The quake that struck Elazig province on Monday left 57 people dead, destroyed houses and triggered widespread panic.
Authorities have called off search operations, saying that no one remains under the rubble.
But many villagers in the region are afraid that scores of aftershocks, the largest of which had a magnitude of 5.5, will destroy homes already damaged by the quake.
Barnaby Phillips, Al Jazeera's correspondent in Turkey, said while survivors received emergency aid quickly, there are concerns about what will happen in the long run.
"In wider terms for Turkey, I think this is a wake-up call. This is a reminder that Anatolia lies on a series of seismic fault line and that the consequences can be fatal," he said.
Tayyip Erdogan, the prime minister, blamed the region's mud-brick buildings for the many deaths and said the government housing agency will build quake-proof homes in the area.
The quake was centred on the village of Basyurt, near the town of Kovancilar, and caught many people in their sleep.
Worst-hit was the Kurdish village of Okcular, where at least 15 of the 900 residents were killed and about 30 houses destroyed.
"The village is totally flattened," Hasan Demirdag, Okcular's administrator, told NTV television.
Graves were quickly dug and by the end of Monday afternoon all of the dead were buried following brief prayers at a village mosque that was missing part of its minaret after the quake.
Al Jazeera's Serpil Karacan, reporting from Turkey, said the affected area was sparsely populated.
"The population is not high and for that reason the death toll may not be as high as it would have been in the city centre.
"We've had a very wet winter and in this [affected] place there are mud houses and their ceilings are very heavy. They have been taking a lot of water this year and that may have contributed to the damage we see," she said.

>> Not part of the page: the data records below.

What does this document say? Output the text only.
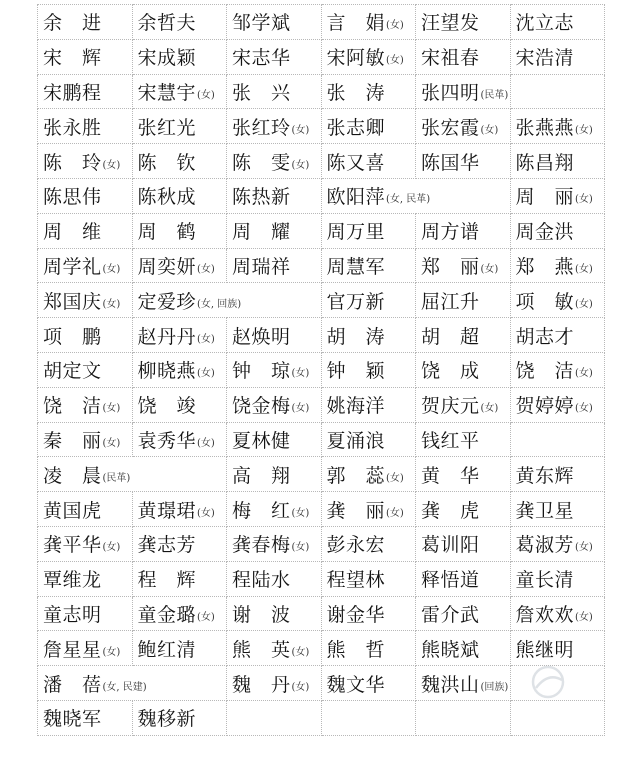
余　进	余哲夫	邹学斌	言　娟(女)	汪望发	沈立志
宋　辉	宋成颖	宋志华	宋阿敏(女)	宋祖春	宋浩清
宋鹏程	宋慧宇(女)	张　兴	张　涛	张四明(民革)	
张永胜	张红光	张红玲(女)	张志卿	张宏霞(女)	张燕燕(女)
陈　玲(女)	陈　钦	陈　雯(女)	陈又喜	陈国华	陈昌翔
陈思伟	陈秋成	陈热新	欧阳萍(女, 民革)		周　丽(女)
周　维	周　鹤	周　耀	周万里	周方谱	周金洪
周学礼(女)	周奕妍(女)	周瑞祥	周慧军	郑　丽(女)	郑　燕(女)
郑国庆(女)	定爱珍(女, 回族)		官万新	屈江升	项　敏(女)
项　鹏	赵丹丹(女)	赵焕明	胡　涛	胡　超	胡志才
胡定文	柳晓燕(女)	钟　琼(女)	钟　颖	饶　成	饶　洁(女)
饶　洁(女)	饶　竣	饶金梅(女)	姚海洋	贺庆元(女)	贺婷婷(女)
秦　丽(女)	袁秀华(女)	夏林健	夏涌浪	钱红平	
凌　晨(民革)		高　翔	郭　蕊(女)	黄　华	黄东辉
黄国虎	黄璟珺(女)	梅　红(女)	龚　丽(女)	龚　虎	龚卫星
龚平华(女)	龚志芳	龚春梅(女)	彭永宏	葛训阳	葛淑芳(女)
覃维龙	程　辉	程陆水	程望林	释悟道	童长清
童志明	童金璐(女)	谢　波	谢金华	雷介武	詹欢欢(女)
詹星星(女)	鲍红清	熊　英(女)	熊　哲	熊晓斌	熊继明
潘　蓓(女, 民建)		魏　丹(女)	魏文华	魏洪山(回族)	
魏晓军	魏移新				
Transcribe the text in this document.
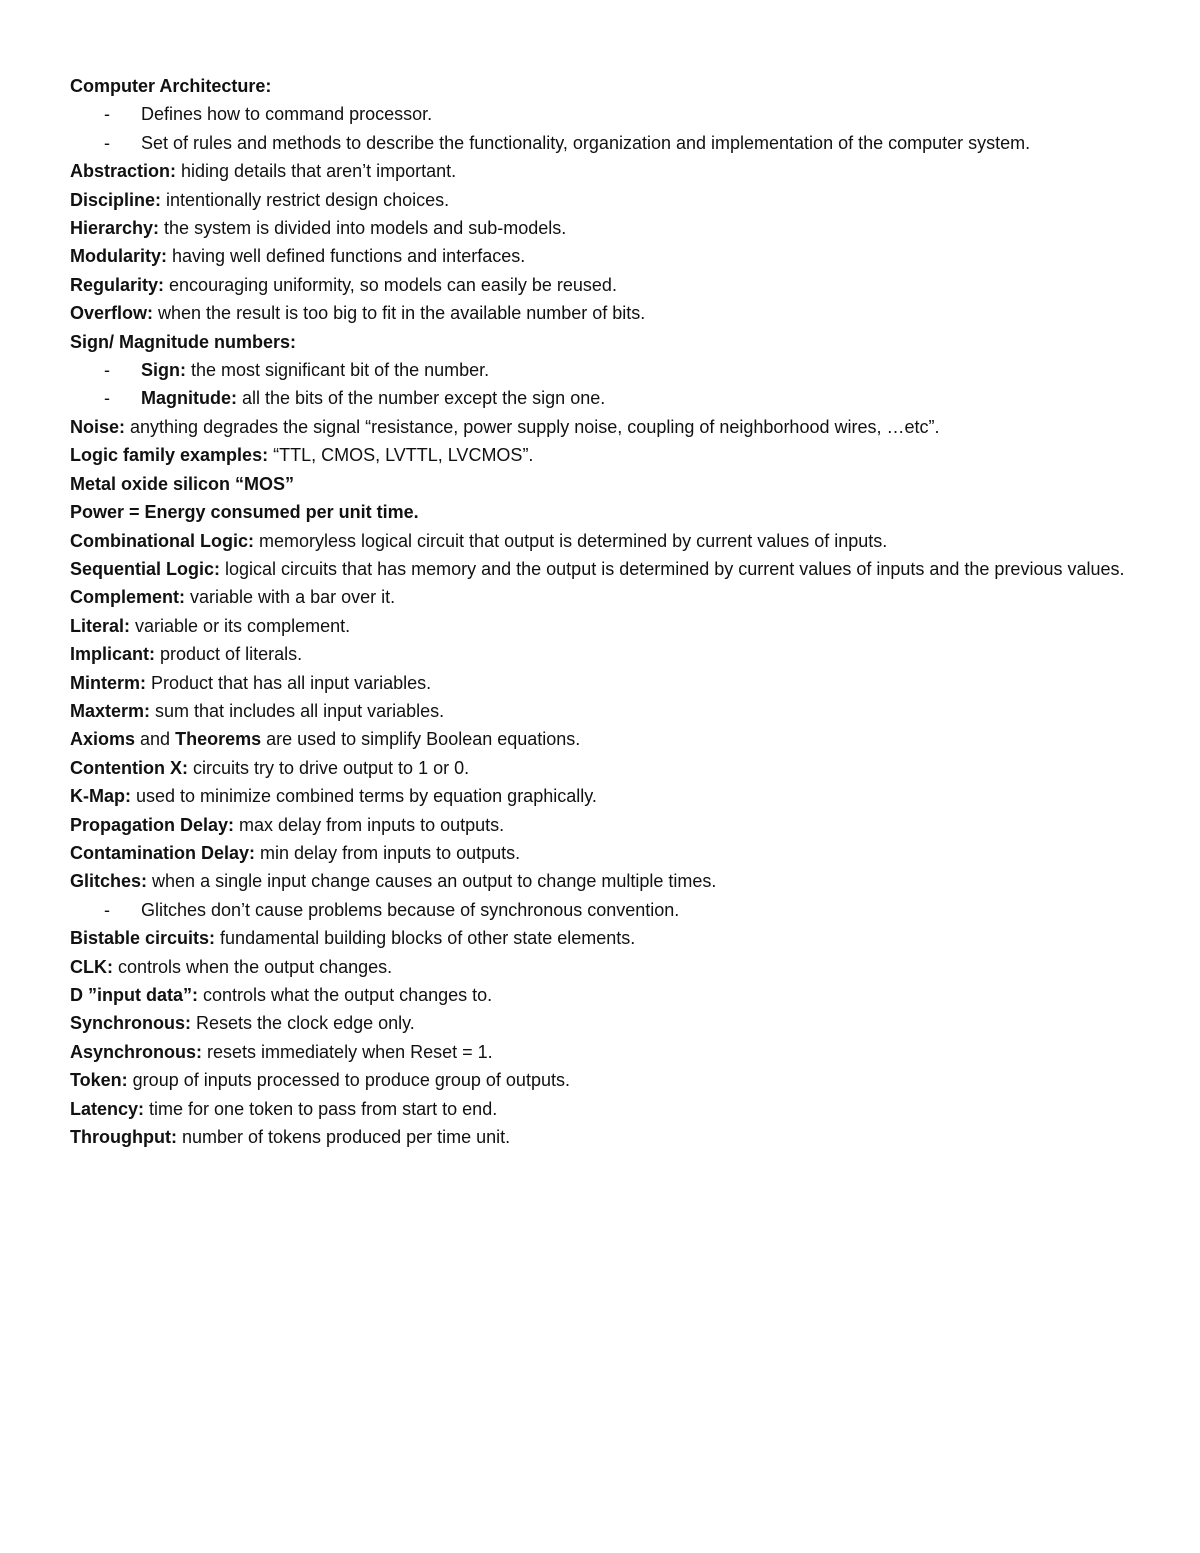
Computer Architecture:
- Defines how to command processor.
- Set of rules and methods to describe the functionality, organization and implementation of the computer system.
Abstraction: hiding details that aren’t important.
Discipline: intentionally restrict design choices.
Hierarchy: the system is divided into models and sub-models.
Modularity: having well defined functions and interfaces.
Regularity: encouraging uniformity, so models can easily be reused.
Overflow: when the result is too big to fit in the available number of bits.
Sign/ Magnitude numbers:
- Sign: the most significant bit of the number.
- Magnitude: all the bits of the number except the sign one.
Noise: anything degrades the signal “resistance, power supply noise, coupling of neighborhood wires, …etc”.
Logic family examples: “TTL, CMOS, LVTTL, LVCMOS”.
Metal oxide silicon “MOS”
Power = Energy consumed per unit time.
Combinational Logic: memoryless logical circuit that output is determined by current values of inputs.
Sequential Logic: logical circuits that has memory and the output is determined by current values of inputs and the previous values.
Complement: variable with a bar over it.
Literal: variable or its complement.
Implicant: product of literals.
Minterm: Product that has all input variables.
Maxterm: sum that includes all input variables.
Axioms and Theorems are used to simplify Boolean equations.
Contention X: circuits try to drive output to 1 or 0.
K-Map: used to minimize combined terms by equation graphically.
Propagation Delay: max delay from inputs to outputs.
Contamination Delay: min delay from inputs to outputs.
Glitches: when a single input change causes an output to change multiple times.
- Glitches don’t cause problems because of synchronous convention.
Bistable circuits: fundamental building blocks of other state elements.
CLK: controls when the output changes.
D ”input data”: controls what the output changes to.
Synchronous: Resets the clock edge only.
Asynchronous: resets immediately when Reset = 1.
Token: group of inputs processed to produce group of outputs.
Latency: time for one token to pass from start to end.
Throughput: number of tokens produced per time unit.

The quake killed many livestock, the main livelihood for locals in the impoverished region.
The quake was felt in neighbouring provinces of Tunceli, Bingol and Diyarbakir where residents fled to the streets in panic and spent the night outdoors.
Deadly earthquakes are frequent in Turkey,which is crossed by several active fault-lines.
Two powerful quakes in the heavily populated northwest claimed about 20,000 lives in August and November 1999.
In 2003, an earthquake measuring 6.4 brought down a school dormitory in the neighbouring province of Bingol province, killing 83 children
In 2007, an earthquake measuring 5.7 damaged buildings in Elazig.